Deputy Interior Minister Jiri Novacek represented the Czech Republic at the Budapest meeting of interior ministers of the four Visegrad Group (V4) countries.

In a joint declaration, the V4 interior ministries rejected the pressure that the European Commission is exerting on countries that did not accept the required numbers of asylum seekers. Only thorough protection of the external border, meeting the Schengen rules, further agreements with Central African states, and support for the Libyan plan of action can help the EU avoid the situation with which it was confronted in 2015.

One month ago, the European Court of Justice dismissed the lawsuits filed by Hungary and Slovakia against the EU’s quotas for accepting migrants.
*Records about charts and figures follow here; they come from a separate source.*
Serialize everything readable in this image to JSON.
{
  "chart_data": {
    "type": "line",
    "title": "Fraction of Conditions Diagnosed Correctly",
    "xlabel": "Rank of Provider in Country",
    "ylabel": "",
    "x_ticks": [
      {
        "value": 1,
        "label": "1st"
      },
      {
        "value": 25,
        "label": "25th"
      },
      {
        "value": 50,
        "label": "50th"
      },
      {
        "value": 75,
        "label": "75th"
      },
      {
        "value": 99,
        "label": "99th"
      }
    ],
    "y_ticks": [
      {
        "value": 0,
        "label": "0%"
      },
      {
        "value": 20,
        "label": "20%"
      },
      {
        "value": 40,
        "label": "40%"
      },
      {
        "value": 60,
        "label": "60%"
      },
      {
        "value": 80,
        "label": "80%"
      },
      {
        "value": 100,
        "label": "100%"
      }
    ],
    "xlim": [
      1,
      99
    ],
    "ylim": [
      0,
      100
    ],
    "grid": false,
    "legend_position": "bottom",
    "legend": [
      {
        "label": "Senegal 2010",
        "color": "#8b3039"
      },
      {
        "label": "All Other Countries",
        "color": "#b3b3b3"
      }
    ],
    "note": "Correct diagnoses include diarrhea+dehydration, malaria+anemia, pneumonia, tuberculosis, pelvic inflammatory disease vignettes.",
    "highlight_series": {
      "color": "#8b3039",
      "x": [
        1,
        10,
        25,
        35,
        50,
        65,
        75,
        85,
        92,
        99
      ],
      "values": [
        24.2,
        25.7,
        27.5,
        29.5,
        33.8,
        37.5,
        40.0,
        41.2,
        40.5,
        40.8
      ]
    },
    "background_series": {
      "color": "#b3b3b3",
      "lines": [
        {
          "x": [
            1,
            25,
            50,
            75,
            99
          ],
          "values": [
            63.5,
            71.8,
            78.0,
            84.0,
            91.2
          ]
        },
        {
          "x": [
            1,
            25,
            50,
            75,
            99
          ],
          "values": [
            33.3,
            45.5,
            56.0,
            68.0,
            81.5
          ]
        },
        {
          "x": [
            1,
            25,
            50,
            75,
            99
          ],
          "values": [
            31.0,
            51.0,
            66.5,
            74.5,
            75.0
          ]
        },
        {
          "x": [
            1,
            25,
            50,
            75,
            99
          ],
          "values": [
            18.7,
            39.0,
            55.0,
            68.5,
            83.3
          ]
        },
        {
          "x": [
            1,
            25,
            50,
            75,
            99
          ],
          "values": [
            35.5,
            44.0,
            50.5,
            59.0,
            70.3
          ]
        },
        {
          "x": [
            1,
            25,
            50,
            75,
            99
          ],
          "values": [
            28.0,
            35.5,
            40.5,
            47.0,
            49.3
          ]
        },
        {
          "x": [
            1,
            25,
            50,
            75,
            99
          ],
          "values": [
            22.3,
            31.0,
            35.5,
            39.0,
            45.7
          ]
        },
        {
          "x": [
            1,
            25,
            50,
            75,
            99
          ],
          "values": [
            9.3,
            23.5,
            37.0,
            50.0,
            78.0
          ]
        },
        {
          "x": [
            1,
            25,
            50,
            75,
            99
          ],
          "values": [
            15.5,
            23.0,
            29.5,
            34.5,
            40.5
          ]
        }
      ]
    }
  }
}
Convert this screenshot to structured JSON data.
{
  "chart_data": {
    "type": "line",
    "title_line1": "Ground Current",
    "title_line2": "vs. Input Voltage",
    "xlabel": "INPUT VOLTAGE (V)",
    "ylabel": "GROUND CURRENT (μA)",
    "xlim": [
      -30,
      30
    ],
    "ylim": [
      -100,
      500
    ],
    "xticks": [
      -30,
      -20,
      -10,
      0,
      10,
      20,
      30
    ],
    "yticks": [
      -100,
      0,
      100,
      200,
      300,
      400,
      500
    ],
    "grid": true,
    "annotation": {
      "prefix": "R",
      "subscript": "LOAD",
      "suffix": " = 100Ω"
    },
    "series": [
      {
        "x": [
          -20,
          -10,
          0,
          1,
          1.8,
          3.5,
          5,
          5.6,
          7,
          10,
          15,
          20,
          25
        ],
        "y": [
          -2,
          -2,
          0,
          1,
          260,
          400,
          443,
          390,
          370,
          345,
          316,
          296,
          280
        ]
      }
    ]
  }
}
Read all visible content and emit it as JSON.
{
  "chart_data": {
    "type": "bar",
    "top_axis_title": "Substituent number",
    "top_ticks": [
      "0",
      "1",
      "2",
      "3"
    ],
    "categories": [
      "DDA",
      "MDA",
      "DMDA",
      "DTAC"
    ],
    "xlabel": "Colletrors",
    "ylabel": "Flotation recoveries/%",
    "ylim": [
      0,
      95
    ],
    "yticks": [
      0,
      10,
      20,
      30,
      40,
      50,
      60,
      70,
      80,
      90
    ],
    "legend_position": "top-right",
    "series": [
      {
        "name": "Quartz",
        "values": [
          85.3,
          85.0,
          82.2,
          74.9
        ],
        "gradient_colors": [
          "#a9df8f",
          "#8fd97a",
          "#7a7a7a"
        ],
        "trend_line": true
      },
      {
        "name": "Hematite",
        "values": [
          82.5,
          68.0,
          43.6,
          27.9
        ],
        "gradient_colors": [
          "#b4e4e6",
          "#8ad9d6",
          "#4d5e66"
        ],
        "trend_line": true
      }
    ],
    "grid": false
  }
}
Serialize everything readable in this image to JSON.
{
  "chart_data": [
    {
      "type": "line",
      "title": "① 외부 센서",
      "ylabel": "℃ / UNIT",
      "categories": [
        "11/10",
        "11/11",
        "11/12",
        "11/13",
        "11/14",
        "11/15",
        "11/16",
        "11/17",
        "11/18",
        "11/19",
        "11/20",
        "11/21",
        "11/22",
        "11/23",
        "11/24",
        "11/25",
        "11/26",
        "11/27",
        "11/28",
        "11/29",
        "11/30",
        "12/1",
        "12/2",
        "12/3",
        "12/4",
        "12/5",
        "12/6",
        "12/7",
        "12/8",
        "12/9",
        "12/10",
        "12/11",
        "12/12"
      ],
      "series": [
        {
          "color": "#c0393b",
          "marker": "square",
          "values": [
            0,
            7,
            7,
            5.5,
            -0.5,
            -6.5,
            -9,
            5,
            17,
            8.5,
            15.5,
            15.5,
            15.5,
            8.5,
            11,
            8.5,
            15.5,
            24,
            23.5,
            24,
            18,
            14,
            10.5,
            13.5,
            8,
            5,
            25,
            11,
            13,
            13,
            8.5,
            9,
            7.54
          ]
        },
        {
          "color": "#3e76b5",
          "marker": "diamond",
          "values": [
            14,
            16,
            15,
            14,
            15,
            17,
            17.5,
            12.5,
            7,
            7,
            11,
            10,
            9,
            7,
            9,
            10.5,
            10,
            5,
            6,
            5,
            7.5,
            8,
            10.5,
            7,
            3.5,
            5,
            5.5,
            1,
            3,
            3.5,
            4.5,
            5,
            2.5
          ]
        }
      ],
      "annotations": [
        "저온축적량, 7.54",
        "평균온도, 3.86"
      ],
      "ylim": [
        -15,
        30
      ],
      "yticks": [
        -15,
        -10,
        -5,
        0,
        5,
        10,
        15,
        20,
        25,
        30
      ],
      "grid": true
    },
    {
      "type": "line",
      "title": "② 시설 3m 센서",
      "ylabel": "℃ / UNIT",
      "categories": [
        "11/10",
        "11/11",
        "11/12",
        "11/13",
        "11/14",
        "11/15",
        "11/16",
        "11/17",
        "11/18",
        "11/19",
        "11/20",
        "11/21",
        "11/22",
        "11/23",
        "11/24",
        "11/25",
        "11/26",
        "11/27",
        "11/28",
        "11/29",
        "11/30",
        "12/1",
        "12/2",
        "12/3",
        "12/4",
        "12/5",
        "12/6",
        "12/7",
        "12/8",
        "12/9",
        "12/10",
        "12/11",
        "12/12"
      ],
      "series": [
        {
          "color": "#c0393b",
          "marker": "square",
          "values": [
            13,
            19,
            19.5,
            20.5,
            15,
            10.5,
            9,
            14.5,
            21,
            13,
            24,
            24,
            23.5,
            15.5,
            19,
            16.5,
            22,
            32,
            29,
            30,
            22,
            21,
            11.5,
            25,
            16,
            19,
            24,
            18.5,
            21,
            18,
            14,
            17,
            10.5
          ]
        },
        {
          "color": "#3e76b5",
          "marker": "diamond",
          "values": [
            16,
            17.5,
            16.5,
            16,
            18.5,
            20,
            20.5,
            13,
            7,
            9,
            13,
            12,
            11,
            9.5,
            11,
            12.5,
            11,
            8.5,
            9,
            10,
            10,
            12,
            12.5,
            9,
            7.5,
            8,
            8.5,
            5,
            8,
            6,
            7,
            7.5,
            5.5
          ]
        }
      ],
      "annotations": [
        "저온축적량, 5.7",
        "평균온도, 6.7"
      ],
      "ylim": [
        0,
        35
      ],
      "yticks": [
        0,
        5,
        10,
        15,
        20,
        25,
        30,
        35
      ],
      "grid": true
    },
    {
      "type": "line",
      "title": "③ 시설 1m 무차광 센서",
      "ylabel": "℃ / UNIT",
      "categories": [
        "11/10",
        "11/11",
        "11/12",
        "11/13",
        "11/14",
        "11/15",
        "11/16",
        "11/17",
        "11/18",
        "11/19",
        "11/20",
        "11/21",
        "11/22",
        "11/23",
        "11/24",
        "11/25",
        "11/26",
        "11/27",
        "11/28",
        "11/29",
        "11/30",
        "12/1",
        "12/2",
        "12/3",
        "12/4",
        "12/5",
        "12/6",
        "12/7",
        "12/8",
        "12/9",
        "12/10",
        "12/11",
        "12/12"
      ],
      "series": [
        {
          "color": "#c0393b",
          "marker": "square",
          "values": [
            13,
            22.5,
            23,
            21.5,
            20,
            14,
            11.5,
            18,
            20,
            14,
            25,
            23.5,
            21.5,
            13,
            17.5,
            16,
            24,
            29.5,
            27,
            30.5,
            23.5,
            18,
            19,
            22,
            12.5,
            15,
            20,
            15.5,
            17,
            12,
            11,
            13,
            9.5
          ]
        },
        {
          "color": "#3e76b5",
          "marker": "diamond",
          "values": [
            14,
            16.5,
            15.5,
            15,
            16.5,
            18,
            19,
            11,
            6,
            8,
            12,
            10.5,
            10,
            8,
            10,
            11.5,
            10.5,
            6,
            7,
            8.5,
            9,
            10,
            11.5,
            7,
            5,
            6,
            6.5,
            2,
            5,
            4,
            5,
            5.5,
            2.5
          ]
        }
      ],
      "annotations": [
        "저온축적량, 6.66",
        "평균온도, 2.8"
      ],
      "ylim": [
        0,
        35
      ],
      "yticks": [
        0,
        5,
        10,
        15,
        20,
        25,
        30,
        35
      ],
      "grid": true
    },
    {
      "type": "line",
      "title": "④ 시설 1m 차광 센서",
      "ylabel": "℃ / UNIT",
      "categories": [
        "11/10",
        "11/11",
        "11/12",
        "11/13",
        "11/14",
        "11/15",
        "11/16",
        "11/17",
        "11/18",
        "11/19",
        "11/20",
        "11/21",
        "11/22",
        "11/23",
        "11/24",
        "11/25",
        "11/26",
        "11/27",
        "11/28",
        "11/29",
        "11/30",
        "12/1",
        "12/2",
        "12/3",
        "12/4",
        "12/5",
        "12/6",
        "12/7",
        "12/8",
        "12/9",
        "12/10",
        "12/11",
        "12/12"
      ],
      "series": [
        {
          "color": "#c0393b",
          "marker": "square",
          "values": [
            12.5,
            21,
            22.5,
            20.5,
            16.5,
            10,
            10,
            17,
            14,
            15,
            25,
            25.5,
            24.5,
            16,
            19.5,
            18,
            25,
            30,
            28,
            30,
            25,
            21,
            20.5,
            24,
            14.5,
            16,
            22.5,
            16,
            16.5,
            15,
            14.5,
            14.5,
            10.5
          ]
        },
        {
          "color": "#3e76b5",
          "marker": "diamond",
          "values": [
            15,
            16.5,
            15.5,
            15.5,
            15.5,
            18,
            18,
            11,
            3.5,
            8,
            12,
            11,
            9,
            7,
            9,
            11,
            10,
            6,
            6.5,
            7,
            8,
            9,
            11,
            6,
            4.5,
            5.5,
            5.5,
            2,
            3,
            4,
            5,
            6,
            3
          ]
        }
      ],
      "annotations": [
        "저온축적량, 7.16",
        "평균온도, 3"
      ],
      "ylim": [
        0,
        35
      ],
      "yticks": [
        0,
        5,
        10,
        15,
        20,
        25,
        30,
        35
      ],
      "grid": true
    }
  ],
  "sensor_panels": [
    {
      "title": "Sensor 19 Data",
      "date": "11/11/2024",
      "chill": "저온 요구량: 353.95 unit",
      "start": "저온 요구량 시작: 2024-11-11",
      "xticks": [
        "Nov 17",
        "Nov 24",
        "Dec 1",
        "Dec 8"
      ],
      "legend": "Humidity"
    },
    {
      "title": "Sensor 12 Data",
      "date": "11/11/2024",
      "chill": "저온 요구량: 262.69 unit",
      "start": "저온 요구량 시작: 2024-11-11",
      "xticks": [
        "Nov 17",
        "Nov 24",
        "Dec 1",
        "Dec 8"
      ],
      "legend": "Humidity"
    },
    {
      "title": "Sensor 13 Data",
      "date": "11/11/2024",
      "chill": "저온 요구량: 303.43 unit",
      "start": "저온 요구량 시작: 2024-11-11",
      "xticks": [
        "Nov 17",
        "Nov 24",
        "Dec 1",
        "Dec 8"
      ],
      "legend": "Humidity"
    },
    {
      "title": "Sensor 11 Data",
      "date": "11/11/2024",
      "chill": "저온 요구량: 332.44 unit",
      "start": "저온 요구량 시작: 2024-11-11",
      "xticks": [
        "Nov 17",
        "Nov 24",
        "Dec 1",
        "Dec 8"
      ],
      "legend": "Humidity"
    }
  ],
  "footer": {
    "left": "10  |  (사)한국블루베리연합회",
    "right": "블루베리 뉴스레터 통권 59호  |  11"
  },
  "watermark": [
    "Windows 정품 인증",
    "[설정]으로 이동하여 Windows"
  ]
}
On the same day, the European Commission threatened to take legal action against the Czech Republic, Hungary and Poland unless these three countries change its negative stance on the quotas for the redistribution of asylum seekers in the next several weeks.

Within the two-year redistribution programme that ended on September 26, 160,000 refugees from Greece and Italy should have been distributed across the EU. However, only five EU countries met the set quotas and 30,000 of the refugees moved to other European states.

Slovak Interior Minister Robert Kalinak said on Thursday the countries that had voted against the mandatory quotas in a EU vote two years ago represented merely 20,000 migrants.

In 2015, the Czech Republic, Hungary, Romania and Slovakia voted against the quotas.

Kalinak said the redistribution programme was a failure because only 16 percent of the plan was met. “Apart from five countries, no other state has done its homework. This is why I do not understand the European Commission’s criticism of some V4 countries very much. Any punishments of the V4 countries are thus wrong,” he said.